Kıbrıs Cumhuriyeti'nin Avrupa Birliği Konseyi Başkanlığı'nın başlangıç tarihiyle aynı güne zamanlanan mektup, okurlara Kıbrıslı Rumlar tarafından yönetilen Cumhuriyetin ortaklığın bozulduğu 1963 yılından bu yana Kıbrıslı Türkleri temsil etmediğini hatırlatıyor.

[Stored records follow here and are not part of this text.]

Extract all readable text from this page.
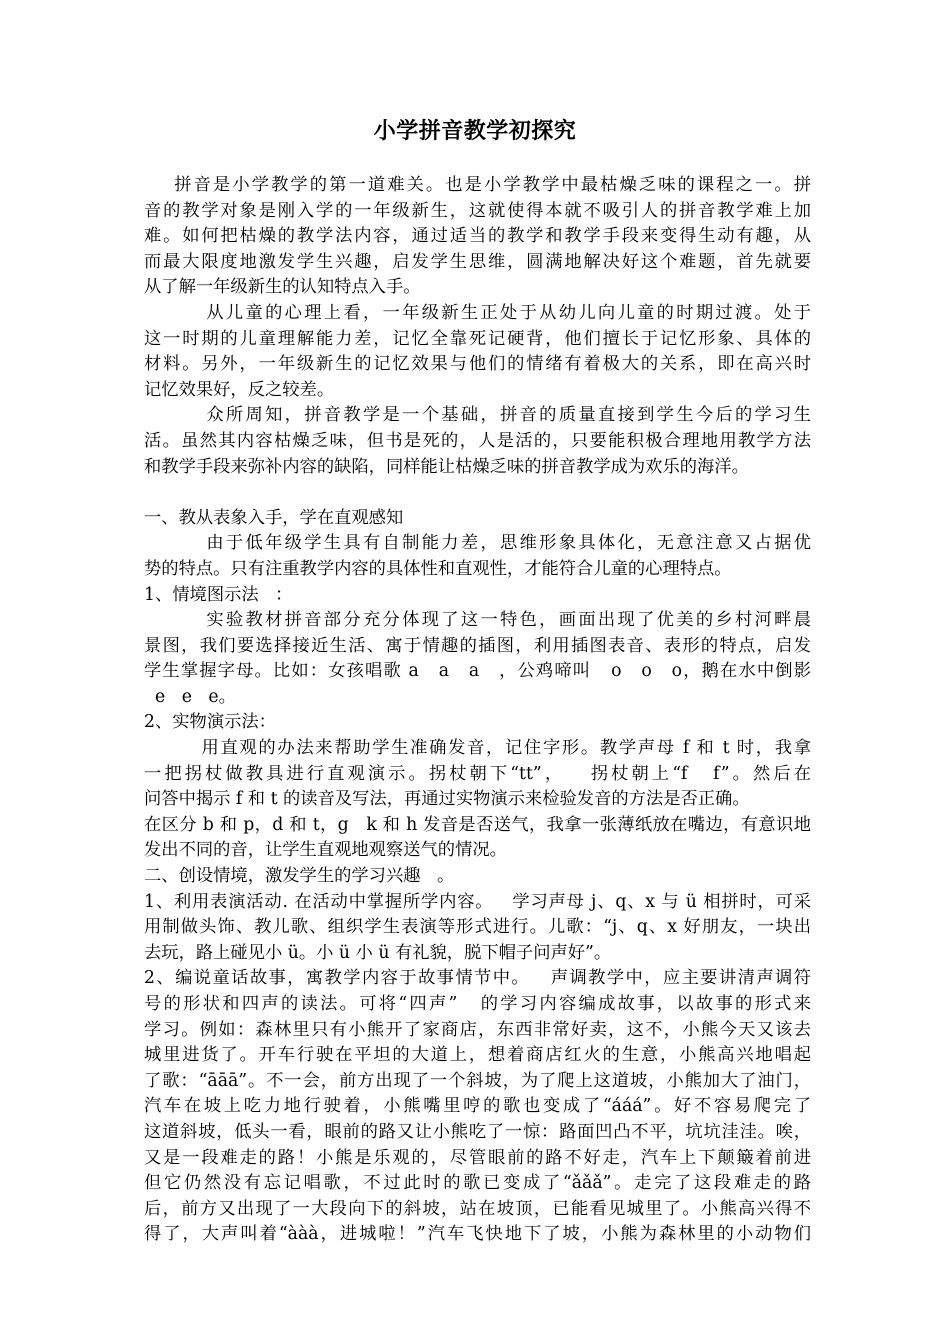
小学拼音教学初探究
拼音是小学教学的第一道难关。也是小学教学中最枯燥乏味的课程之一。拼
音的教学对象是刚入学的一年级新生，这就使得本就不吸引人的拼音教学难上加
难。如何把枯燥的教学法内容，通过适当的教学和教学手段来变得生动有趣，从
而最大限度地激发学生兴趣，启发学生思维，圆满地解决好这个难题，首先就要
从了解一年级新生的认知特点入手。
从儿童的心理上看，一年级新生正处于从幼儿向儿童的时期过渡。处于
这一时期的儿童理解能力差，记忆全靠死记硬背，他们擅长于记忆形象、具体的
材料。另外，一年级新生的记忆效果与他们的情绪有着极大的关系，即在高兴时
记忆效果好，反之较差。
众所周知，拼音教学是一个基础，拼音的质量直接到学生今后的学习生
活。虽然其内容枯燥乏味，但书是死的，人是活的，只要能积极合理地用教学方法
和教学手段来弥补内容的缺陷，同样能让枯燥乏味的拼音教学成为欢乐的海洋。
一、教从表象入手，学在直观感知
由于低年级学生具有自制能力差，思维形象具体化，无意注意又占据优
势的特点。只有注重教学内容的具体性和直观性，才能符合儿童的心理特点。
1、情境图示法   ：
实验教材拼音部分充分体现了这一特色，画面出现了优美的乡村河畔晨
景图，我们要选择接近生活、寓于情趣的插图，利用插图表音、表形的特点，启发
学生掌握字母。比如：女孩唱歌 a   a   a   ，公鸡啼叫   o   o   o，鹅在水中倒影
e   e   e。
2、实物演示法：
用直观的办法来帮助学生准确发音，记住字形。教学声母 f 和 t 时，我拿
一把拐杖做教具进行直观演示。拐杖朝下“tt”，   拐杖朝上“f   f”。然后在
问答中揭示 f 和 t 的读音及写法，再通过实物演示来检验发音的方法是否正确。
在区分 b 和 p，d 和 t，g   k 和 h 发音是否送气，我拿一张薄纸放在嘴边，有意识地
发出不同的音，让学生直观地观察送气的情况。
二、创设情境，激发学生的学习兴趣   。
1、利用表演活动. 在活动中掌握所学内容。   学习声母 j、q、x 与 ü 相拼时，可采
用制做头饰、教儿歌、组织学生表演等形式进行。儿歌：“j、q、x 好朋友，一块出
去玩，路上碰见小 ü。小 ü 小 ü 有礼貌，脱下帽子问声好”。
2、编说童话故事，寓教学内容于故事情节中。   声调教学中，应主要讲清声调符
号的形状和四声的读法。可将“四声”   的学习内容编成故事，以故事的形式来
学习。例如：森林里只有小熊开了家商店，东西非常好卖，这不，小熊今天又该去
城里进货了。开车行驶在平坦的大道上，想着商店红火的生意，小熊高兴地唱起
了歌：“āāā”。不一会，前方出现了一个斜坡，为了爬上这道坡，小熊加大了油门，
汽车在坡上吃力地行驶着，小熊嘴里哼的歌也变成了“ááá”。好不容易爬完了
这道斜坡，低头一看，眼前的路又让小熊吃了一惊：路面凹凸不平，坑坑洼洼。唉，
又是一段难走的路！小熊是乐观的，尽管眼前的路不好走，汽车上下颠簸着前进
但它仍然没有忘记唱歌，不过此时的歌已变成了“ǎǎǎ”。走完了这段难走的路
后，前方又出现了一大段向下的斜坡，站在坡顶，已能看见城里了。小熊高兴得不
得了，大声叫着“ààà，进城啦！”汽车飞快地下了坡，小熊为森林里的小动物们
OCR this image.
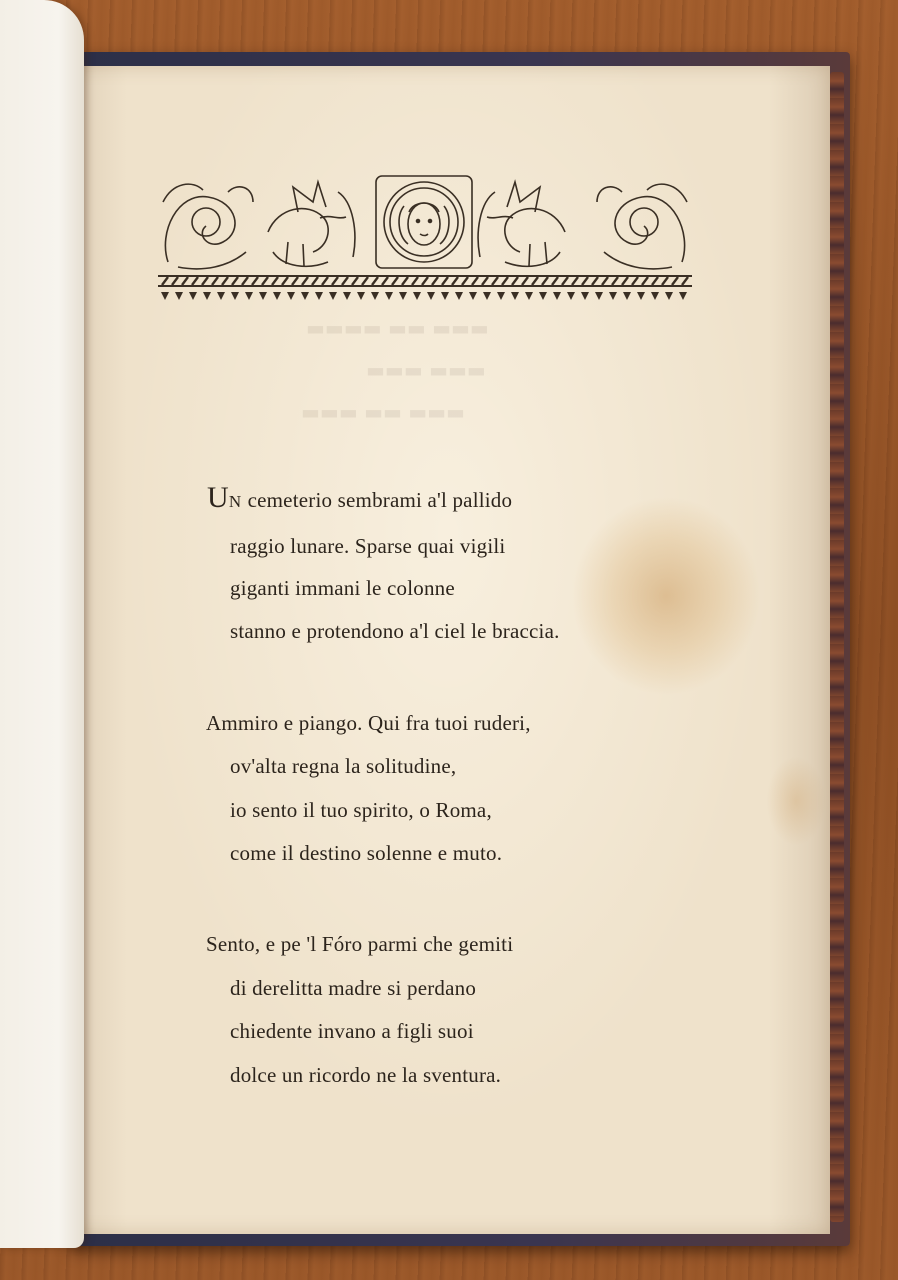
▬▬▬ ▬▬ ▬▬▬▬
▬▬▬ ▬▬▬
▬▬▬ ▬▬ ▬▬▬
UN cemeterio sembrami a'l pallido
raggio lunare. Sparse quai vigili
giganti immani le colonne
stanno e protendono a'l ciel le braccia.
Ammiro e piango. Qui fra tuoi ruderi,
ov'alta regna la solitudine,
io sento il tuo spirito, o Roma,
come il destino solenne e muto.
Sento, e pe 'l Fóro parmi che gemiti
di derelitta madre si perdano
chiedente invano a figli suoi
dolce un ricordo ne la sventura.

Aralarında Avrupa Parlamentosu milletvekilleri Barones Sara Ludford, Sör Graham Watson, Michael Cashman, Kıbrıslı Türk siyasetçi Barones Meral Hüseyin Ece, Kıbrıslı moda tasarımcısı Hüseyin Çağlayan, yazar Martina Cole ve İzlanda eski İngiliz büyükelçisi Alp Mehmet'in de bulunduğu 13 kişinin imzaları bulunan mektupta, Kıbrıs'ın 1 Temmuz'da Avrupa Birliği Başkanlığını devraldığı ve Kıbrıslı Türkler'in bir kez daha açıkta bırakılacağı vurgulanarak Kıbrıslı Türklerin 2004 yılındaki Annan Planı'na evet dedikleri ancak Rumları'n bu plana karşı çıktıkları hatırlatıldı.
"Kıbrıslı Türkler, kendi suçları olmamasına karşın ambargoların kıskacında kalmaya devam ediyorlar. Kıbrıslı Türkler yeterince sıkıntı çektiler ve artık, kendilerini bu haksız ve yasal dayanağı olmayan izolasyondan kurtarmaları için dünyaya haykırıyorlar. Kıbrıs Cumhuriyeti, Kıbrıs devleti ortaklığının bozulduğu Aralık 1963'ten beri Kıbrıslı Türkleri temsil etmedi. Ancak Kıbrıslı Türkler, uluslararası temsiliyet olmaksızın en basit ekonomik ve insan haklarını bile kullanmak için mücadele vermektedir. Siyasi bir çözümün olmadığı bu durumda Kıbrıs'taki garantör güç olan Birleşik Krallığı, dünyanın geriye kalanının Kıbrıs Cumhuriyeti'nin kuzey Kıbrıs'ta yaşayanları temsil etmediğini anlamasında öncülük etmeye ve Kıbrıslı Türklere, Kıbrıslı Rumların onlarca yıldan beri kullanmakta oldukları hak ve fırsatların aynılarının sağlanmasına yardımcı olmak için nüfuzunu kullanmaya çağırıyoruz."
Mektubun sonunda "Kıbrıslı Türklere ve ana yurtları Kuzey Kıbrıs'a karşı sürdürülen ayrımcılığa hemen son verilmelidir" çağrısı yapıldı.